Their children are sent to orphanages and forced to shout patriotic slogans, learn Mandarin Chinese and answer questions about their parents’ religious beliefs and practices. These institutions are “bringing up the next generation of Uyghurs without any kind of Uyghur tradition, Uyghur education or Islamic faith,” said Seytoff, who has done extensive reporting on Uyghur issues.

Woman and child standing outside barricaded school with Chinese signs (© Ng Han Guan/AP Images)
Schools for ethnic minorities in Xinjiang are guarded with multiple layers of cameras, barbed wire and barricades. (© Ng Han Guan/AP Images)

Even the names of children in Xinjiang are controlled by authorities. Regulations ban the use of some Islamic names when naming newborns and set punishments for the teaching of religion to children.

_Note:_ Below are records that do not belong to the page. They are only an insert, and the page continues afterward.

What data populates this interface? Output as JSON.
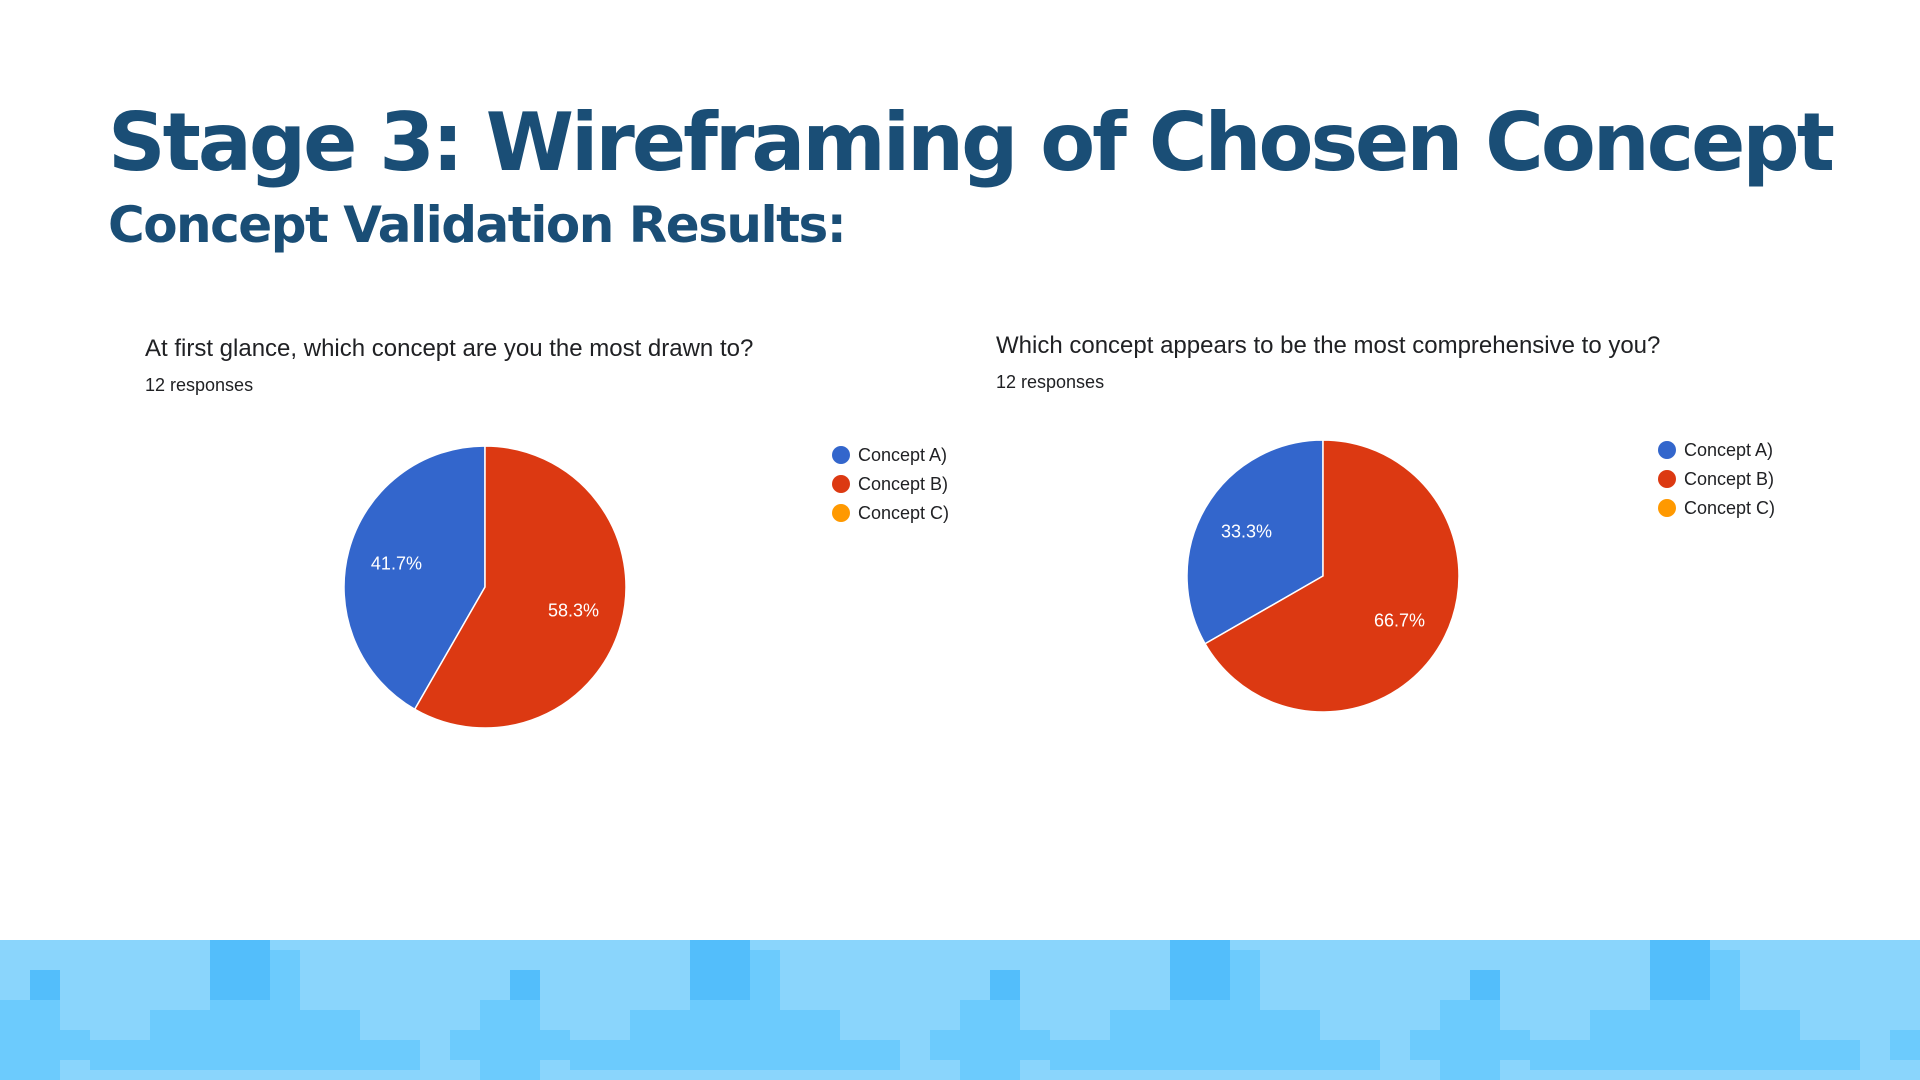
{
  "slide": {
    "title": "Stage 3: Wireframing of Chosen Concept",
    "subtitle": "Concept Validation Results:"
  },
  "colors": {
    "title": "#1a4e76",
    "concept_a": "#3366cc",
    "concept_b": "#dc3912",
    "concept_c": "#ff9900",
    "band_light": "#8ad5fc",
    "band_mid": "#6ccbfd",
    "band_dark": "#53befb"
  },
  "chart_data": [
    {
      "type": "pie",
      "title": "At first glance, which concept are you the most drawn to?",
      "subtitle": "12 responses",
      "categories": [
        "Concept A)",
        "Concept B)",
        "Concept C)"
      ],
      "values": [
        41.7,
        58.3,
        0
      ],
      "labels": [
        "41.7%",
        "58.3%",
        ""
      ],
      "legend_position": "right"
    },
    {
      "type": "pie",
      "title": "Which concept appears to be the most comprehensive to you?",
      "subtitle": "12 responses",
      "categories": [
        "Concept A)",
        "Concept B)",
        "Concept C)"
      ],
      "values": [
        33.3,
        66.7,
        0
      ],
      "labels": [
        "33.3%",
        "66.7%",
        ""
      ],
      "legend_position": "right"
    }
  ]
}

Independent researcher Adrian Zenz in a recent report cites an official Chinese government document discussing a campaign against ethnic minorities to “break their lineage, break their roots, break their connections, and break their origins.”

Nury Turkel of the Uyghur Human Rights Project, who also spoke at the State Department panel session, said that if China’s policies in Xinjiang succeed, “Uyghur ethno-national identity will be destroyed.”